The term "estate planning" may bring images of grandeur to your mind: families with mansions, gleaming cars and assets galore. Estate planning can certainly make sense for these families, but it can also be important if you earn $50,000 a year or even less.

One or the most crucial reason for this is children. After all, you want to ensure that your children are taken care of properly should something happen to you. An estate plan allows you freedom from the fears of what may happen to your children should something happen to you.
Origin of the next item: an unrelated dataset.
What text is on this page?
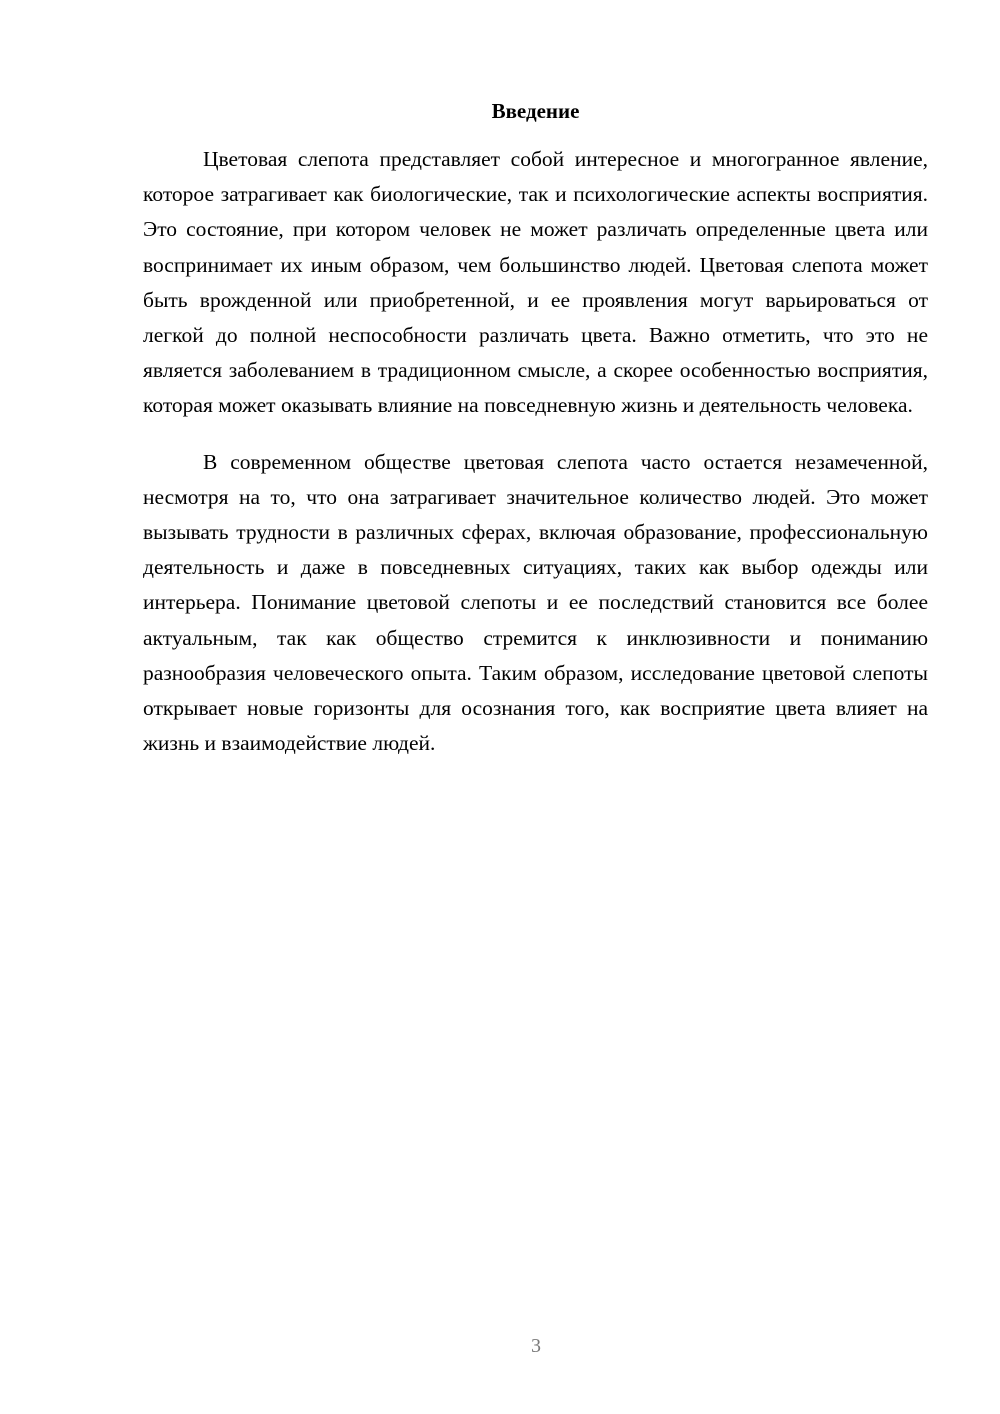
Введение

Цветовая слепота представляет собой интересное и многогранное явление, которое затрагивает как биологические, так и психологические аспекты восприятия. Это состояние, при котором человек не может различать определенные цвета или воспринимает их иным образом, чем большинство людей. Цветовая слепота может быть врожденной или приобретенной, и ее проявления могут варьироваться от легкой до полной неспособности различать цвета. Важно отметить, что это не является заболеванием в традиционном смысле, а скорее особенностью восприятия, которая может оказывать влияние на повседневную жизнь и деятельность человека.

В современном обществе цветовая слепота часто остается незамеченной, несмотря на то, что она затрагивает значительное количество людей. Это может вызывать трудности в различных сферах, включая образование, профессиональную деятельность и даже в повседневных ситуациях, таких как выбор одежды или интерьера. Понимание цветовой слепоты и ее последствий становится все более актуальным, так как общество стремится к инклюзивности и пониманию разнообразия человеческого опыта. Таким образом, исследование цветовой слепоты открывает новые горизонты для осознания того, как восприятие цвета влияет на жизнь и взаимодействие людей.

3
One of the most important decisions parents of minor children make when estate planning is who will serve as guardian. Skip this step, and you risk your children going to a relative or person you do not approve of. Considerations to keep in mind for a potential guardian include:

  • Parenting skills
  • Age
  • Living situation and where the guardian lives
  • Marital status
  • Religious, moral, political and cultural beliefs
  • Willingness to serve

Of course, many of the above factors can change over time. For example, the guardian you chose may have moved across the country away from the rest of the family or married someone with values you do not like. It is a good idea to revisit your choices every once in a while.

Financial arrangements

Another major consideration is finances. If you become incapacitated or die and your children go to live with someone else, how will that person afford to support them? In normal circumstances, it is unfair to ask someone to shoulder the responsibility entirely or even partly. In fact, you increase the chances of a potential guardian saying yes if you have financial arrangements at the ready.

Estate planning helps you explore your options. Might life insurance make sense? Could a trust? Planning in this vein might seem like overkill when you make $50,000 or less, but it is possible to set up adequate financial provisions and make sure to provide for your children even in the case of unexpected tragedy.